As the general elections in Israel approach, there is one question on everyone’s mind: Is Prime Minister Benjamin Netanyahu’s seat shaky after a decade of relatively stable rule? The answer to this question may be found in the curious discrepancy between Israelis’ political identification and their attitudes on the central issues facing the country.
Can the entrance of Benny Gantz, a former general but political rookie, into the political arena alter the Israeli political map, change the trajectory of the country from crawling annexation to conflict resolution, and reconcile the tension between fear and hope?
Israelis increasingly identify as right-wing and vote for hard-line right-wing parties. The violence against Israelis following the Oslo accords, the failed Camp David talks and the disengagement from Gaza have ostensibly snapped Israelis out of naive hopes for peace, led them to realize that liberal snowflakes tend to melt in the harsh Middle East sun, and forced them to understand that in this tough neighborhood, only the strong survive.
Opinion polls show that the percentage of Israelis willing to profess their alliance to the left has dwindled and dropped to a meager 8 percent, and that the Labor Party, the party that founded the state of Israel, has shriveled in size from a peak of 44 seats in the 1992 elections to five or six seats projected in the coming elections. Research indicates that the left has been demonized to the extent that merely uttering the word “left” is met with scorn. The rightward shift, alas, seems broad and robust.
However, when looking at the attitudes Israelis hold in regard to the conflict with the Palestinians, a strikingly different picture emerges. Opinion polls carried out since 1993 show that a majority of Israelis support a two-state solution — a solution championed by the Israeli left.
In polls I conducted over the past year with Commanders for Israel’s Security (CIS), we expanded the question to ask about support for other policy alternatives as well, such as the annexation of the West Bank — an idea with rising popularity in the ruling Likud party — and unilateral separation from the West Bank, a pragmatic step forward without a formal peace agreement.
We found that slightly less than half of the Jewish Israeli public supports a two-state solution, but were surprised to discover that another 25 percent or so support unilateral separation, meaning that nearly 75 percent of Israeli Jews support pragmatic and moderate solutions to the conflict with the Palestinians. Only about 15 percent of Israelis support annexation of the West Bank. We are, thus, faced with a paradox: Israelis identify as right and vote for right-wing parties, but think leftist thoughts.

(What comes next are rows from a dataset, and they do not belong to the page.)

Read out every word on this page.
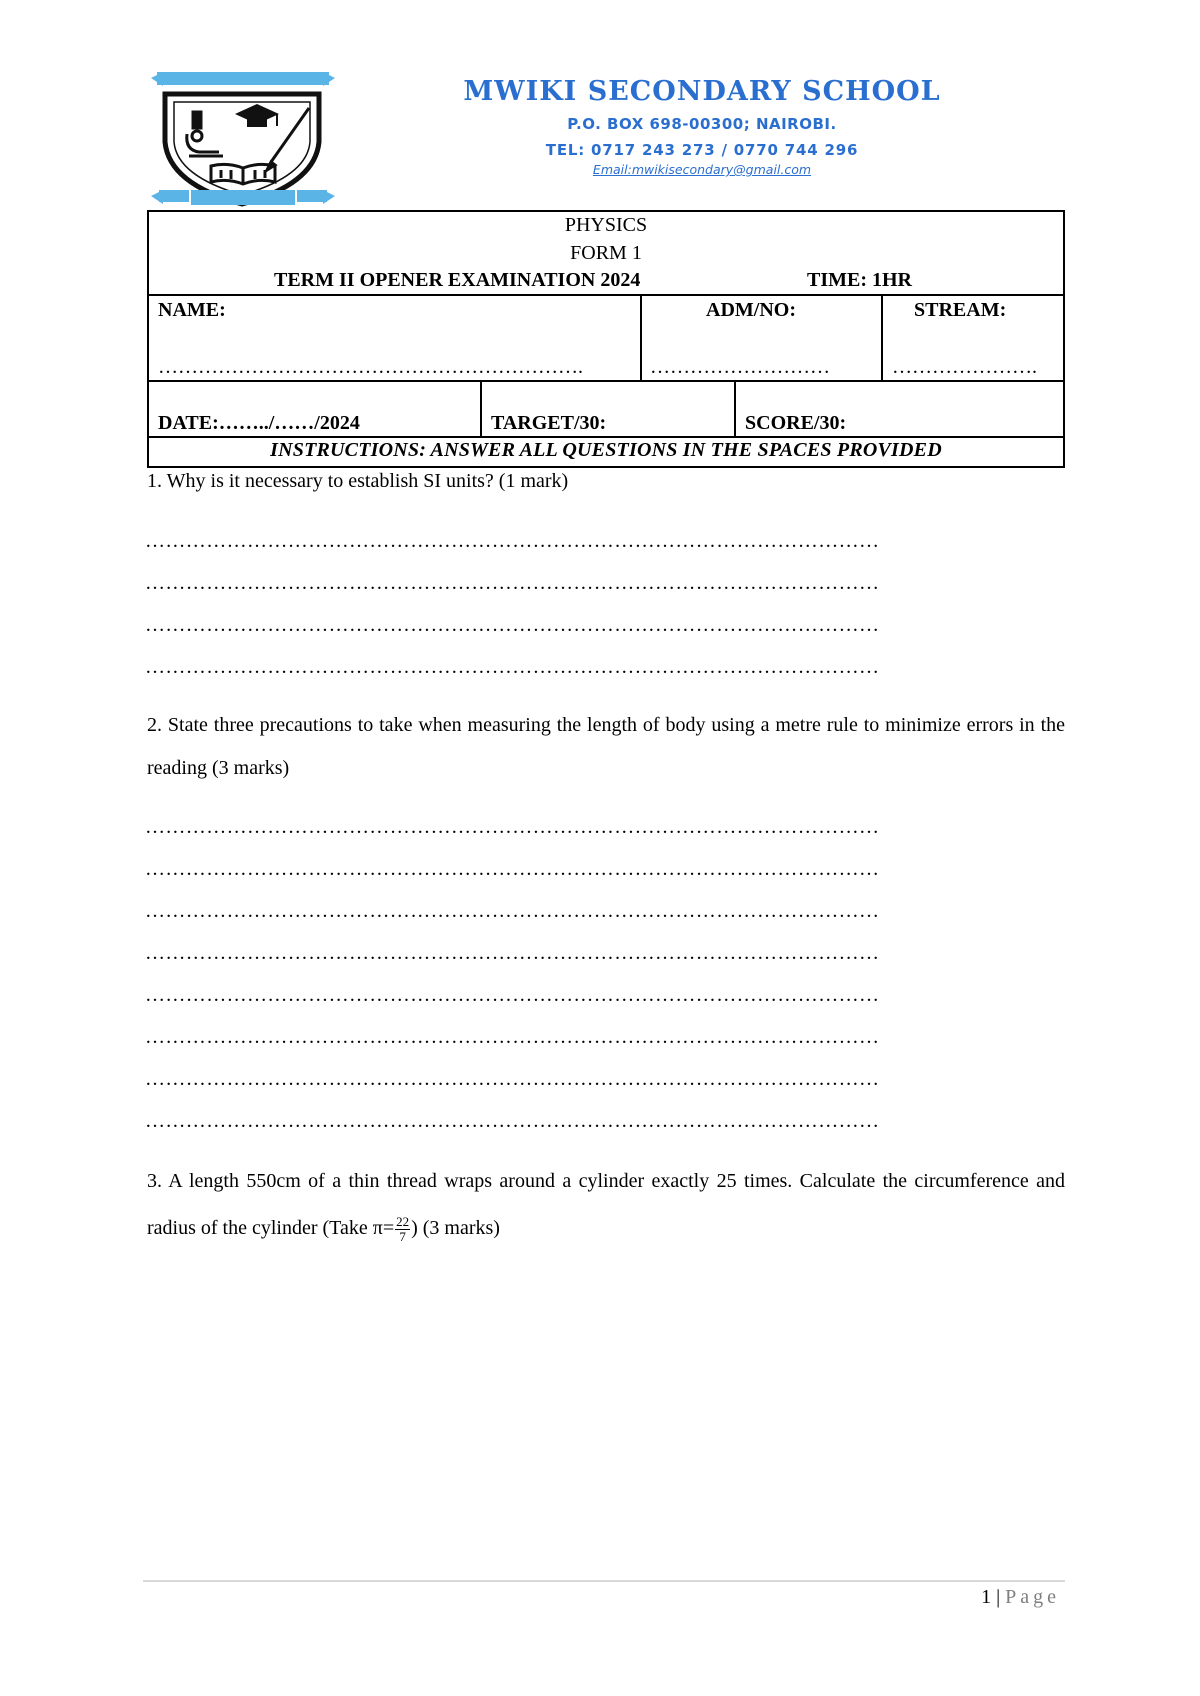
MWIKI SECONDARY SCHOOL
P.O. BOX 698-00300; NAIROBI.
TEL: 0717 243 273 / 0770 744 296
Email:mwikisecondary@gmail.com
PHYSICS
FORM 1
TERM II OPENER EXAMINATION 2024	TIME: 1HR
NAME:
……………………………………………………….
ADM/NO:
………………………
STREAM:
………………….
DATE:……../……/2024	TARGET/30:	SCORE/30:
INSTRUCTIONS: ANSWER ALL QUESTIONS IN THE SPACES PROVIDED
1. Why is it necessary to establish SI units? (1 mark)
………………………………………………………………………………………………
………………………………………………………………………………………………
………………………………………………………………………………………………
………………………………………………………………………………………………
2. State three precautions to take when measuring the length of body using a metre rule to minimize errors in the reading (3 marks)
………………………………………………………………………………………………
………………………………………………………………………………………………
………………………………………………………………………………………………
………………………………………………………………………………………………
………………………………………………………………………………………………
………………………………………………………………………………………………
………………………………………………………………………………………………
………………………………………………………………………………………………
3. A length 550cm of a thin thread wraps around a cylinder exactly 25 times. Calculate the circumference and radius of the cylinder (Take $\pi= \frac{22}{7}$ ) (3 marks)
1 | Page
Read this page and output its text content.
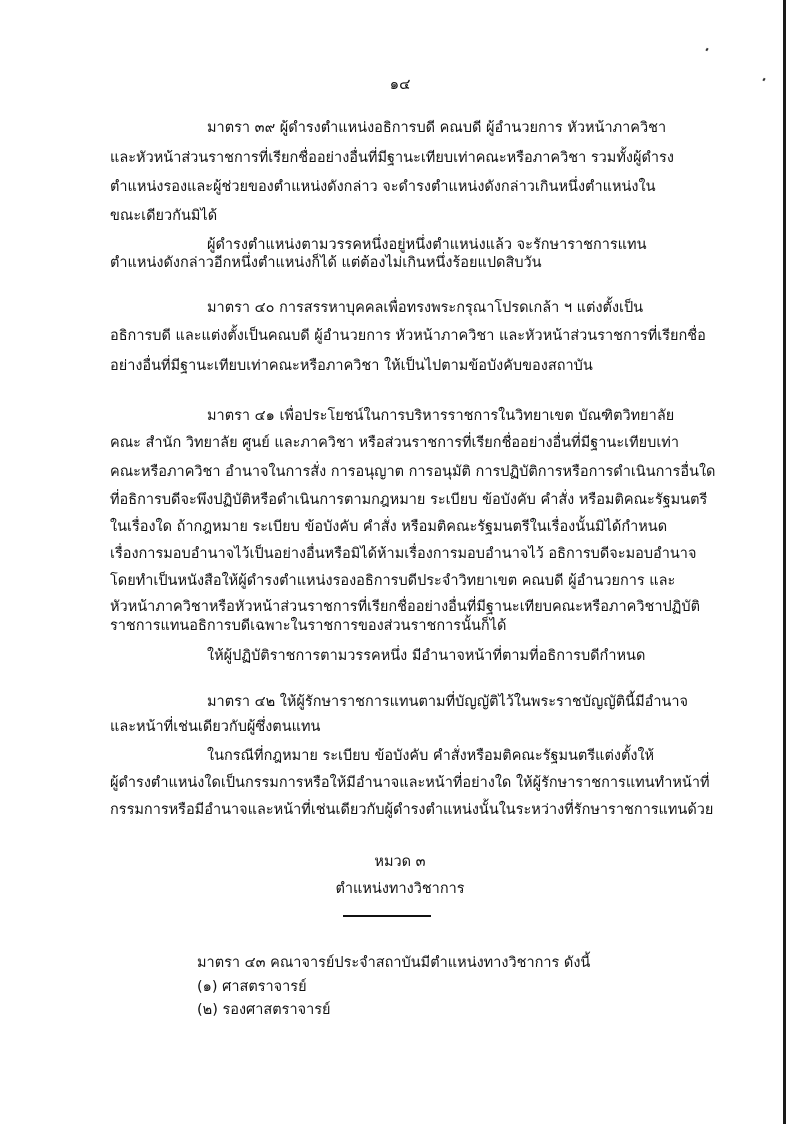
๑๔
มาตรา ๓๙ ผู้ดำรงตำแหน่งอธิการบดี คณบดี ผู้อำนวยการ หัวหน้าภาควิชา
และหัวหน้าส่วนราชการที่เรียกชื่ออย่างอื่นที่มีฐานะเทียบเท่าคณะหรือภาควิชา รวมทั้งผู้ดำรง
ตำแหน่งรองและผู้ช่วยของตำแหน่งดังกล่าว จะดำรงตำแหน่งดังกล่าวเกินหนึ่งตำแหน่งใน
ขณะเดียวกันมิได้
ผู้ดำรงตำแหน่งตามวรรคหนึ่งอยู่หนึ่งตำแหน่งแล้ว จะรักษาราชการแทน
ตำแหน่งดังกล่าวอีกหนึ่งตำแหน่งก็ได้ แต่ต้องไม่เกินหนึ่งร้อยแปดสิบวัน
มาตรา ๔๐ การสรรหาบุคคลเพื่อทรงพระกรุณาโปรดเกล้า ฯ แต่งตั้งเป็น
อธิการบดี และแต่งตั้งเป็นคณบดี ผู้อำนวยการ หัวหน้าภาควิชา และหัวหน้าส่วนราชการที่เรียกชื่อ
อย่างอื่นที่มีฐานะเทียบเท่าคณะหรือภาควิชา ให้เป็นไปตามข้อบังคับของสถาบัน
มาตรา ๔๑ เพื่อประโยชน์ในการบริหารราชการในวิทยาเขต บัณฑิตวิทยาลัย
คณะ สำนัก วิทยาลัย ศูนย์ และภาควิชา หรือส่วนราชการที่เรียกชื่ออย่างอื่นที่มีฐานะเทียบเท่า
คณะหรือภาควิชา อำนาจในการสั่ง การอนุญาต การอนุมัติ การปฏิบัติการหรือการดำเนินการอื่นใด
ที่อธิการบดีจะพึงปฏิบัติหรือดำเนินการตามกฎหมาย ระเบียบ ข้อบังคับ คำสั่ง หรือมติคณะรัฐมนตรี
ในเรื่องใด ถ้ากฎหมาย ระเบียบ ข้อบังคับ คำสั่ง หรือมติคณะรัฐมนตรีในเรื่องนั้นมิได้กำหนด
เรื่องการมอบอำนาจไว้เป็นอย่างอื่นหรือมิได้ห้ามเรื่องการมอบอำนาจไว้ อธิการบดีจะมอบอำนาจ
โดยทำเป็นหนังสือให้ผู้ดำรงตำแหน่งรองอธิการบดีประจำวิทยาเขต คณบดี ผู้อำนวยการ และ
หัวหน้าภาควิชาหรือหัวหน้าส่วนราชการที่เรียกชื่ออย่างอื่นที่มีฐานะเทียบคณะหรือภาควิชาปฏิบัติ
ราชการแทนอธิการบดีเฉพาะในราชการของส่วนราชการนั้นก็ได้
ให้ผู้ปฏิบัติราชการตามวรรคหนึ่ง มีอำนาจหน้าที่ตามที่อธิการบดีกำหนด
มาตรา ๔๒ ให้ผู้รักษาราชการแทนตามที่บัญญัติไว้ในพระราชบัญญัตินี้มีอำนาจ
และหน้าที่เช่นเดียวกับผู้ซึ่งตนแทน
ในกรณีที่กฎหมาย ระเบียบ ข้อบังคับ คำสั่งหรือมติคณะรัฐมนตรีแต่งตั้งให้
ผู้ดำรงตำแหน่งใดเป็นกรรมการหรือให้มีอำนาจและหน้าที่อย่างใด ให้ผู้รักษาราชการแทนทำหน้าที่
กรรมการหรือมีอำนาจและหน้าที่เช่นเดียวกับผู้ดำรงตำแหน่งนั้นในระหว่างที่รักษาราชการแทนด้วย
หมวด ๓
ตำแหน่งทางวิชาการ
มาตรา ๔๓ คณาจารย์ประจำสถาบันมีตำแหน่งทางวิชาการ ดังนี้
(๑) ศาสตราจารย์
(๒) รองศาสตราจารย์
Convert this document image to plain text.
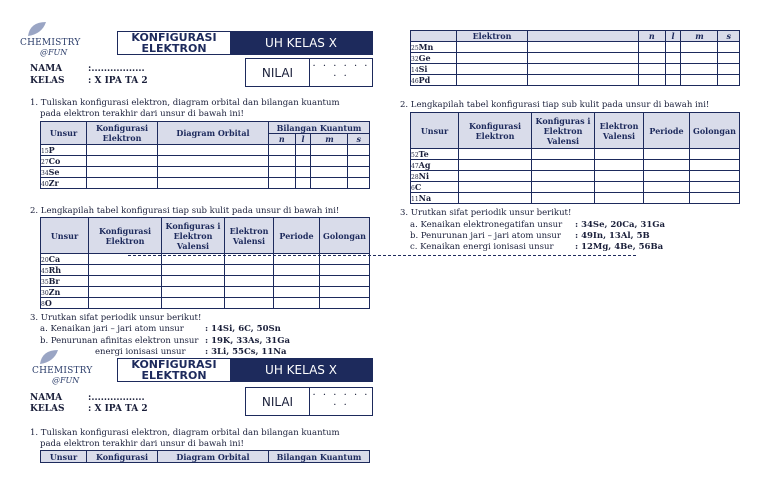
CHEMISTRY
@FUN
KONFIGURASI ELEKTRON	UH KELAS X
NAMA	:.................
KELAS	: X IPA TA 2
NILAI	· · · · · ·
· ·
1. Tuliskan konfigurasi elektron, diagram orbital dan bilangan kuantum
pada elektron terakhir dari unsur di bawah ini!
Unsur	Konfigurasi Elektron	Diagram Orbital	Bilangan Kuantum			
			n	l	m	s
15P						
27Co						
34Se						
40Zr						
2. Lengkapilah tabel konfigurasi tiap sub kulit pada unsur di bawah ini!
Unsur	Konfigurasi Elektron	Konfiguras i Elektron Valensi	Elektron Valensi	Periode	Golongan
20Ca					
45Rh					
35Br					
30Zn					
8O					
3. Urutkan sifat periodik unsur berikut!
a. Kenaikan jari – jari atom unsur : 14Si, 6C, 50Sn
b. Penurunan afinitas elektron unsur : 19K, 33As, 31Ga
energi ionisasi unsur : 3Li, 55Cs, 11Na
CHEMISTRY
@FUN
KONFIGURASI ELEKTRON	UH KELAS X
NAMA	:.................
KELAS	: X IPA TA 2
NILAI	· · · · · ·
· ·
1. Tuliskan konfigurasi elektron, diagram orbital dan bilangan kuantum
pada elektron terakhir dari unsur di bawah ini!
Unsur	Konfigurasi	Diagram Orbital	Bilangan Kuantum
	Elektron		n	l	m	s
25Mn						
32Ge						
14Si						
46Pd						
2. Lengkapilah tabel konfigurasi tiap sub kulit pada unsur di bawah ini!
Unsur	Konfigurasi Elektron	Konfiguras i Elektron Valensi	Elektron Valensi	Periode	Golongan
52Te					
47Ag					
28Ni					
6C					
11Na					
3. Urutkan sifat periodik unsur berikut!
a. Kenaikan elektronegatifan unsur : 34Se, 20Ca, 31Ga
b. Penurunan jari – jari atom unsur : 49In, 13Al, 5B
c. Kenaikan energi ionisasi unsur	: 12Mg, 4Be, 56Ba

How can we explain this discrepancy? One obvious answer is that, in Israel, security is the primary concern that trumps everything else. Israelis may be supportive of compromise with the Palestinians, but they will not compromise their own security. A deal that does not come with compelling security assurances is a nonstarter.
Another explanation is that while Israelis are highly aware of the security threat to their country, they are oblivious to the threat to Israel’s Jewish and democratic character if the country continues to rule over 2.6 million West Bank Palestinians. When asked to rate the severity of different threats facing the country, security invariably comes first, and the threat to Israel’s identity appears at the very end of the list. It seems, therefore, that Israelis are supportive of peace in principle, but turn a blind eye to the implications of failing to separate from the West Bank in the near future.
High levels of support for pragmatic solutions to the conflict are thus stifled by a relative lack of interest in this topic. Moreover, whereas only a minority of Israelis supports annexation of the West Bank, they support this policy with zeal. Supporters of the two-state solution or unilateral separation may be a majority, but their support for these policies is more tempered. A determined minority will often hijack the public agenda when the majority is asleep.
This is where Gantz stands a chance. Waving a sword in his right hand while holding an olive branch in his left may both assuage Israelis’ existential concerns and place the prospect of peace back on the table. Come April 9 we will learn whether Gantz is another false messiah in a long list of generals who did well in the polls and failed in the ballots, or whether he has what it takes to oust Netanyahu and find new ways to reconcile Israel’s long-lasting security-identity dilemma.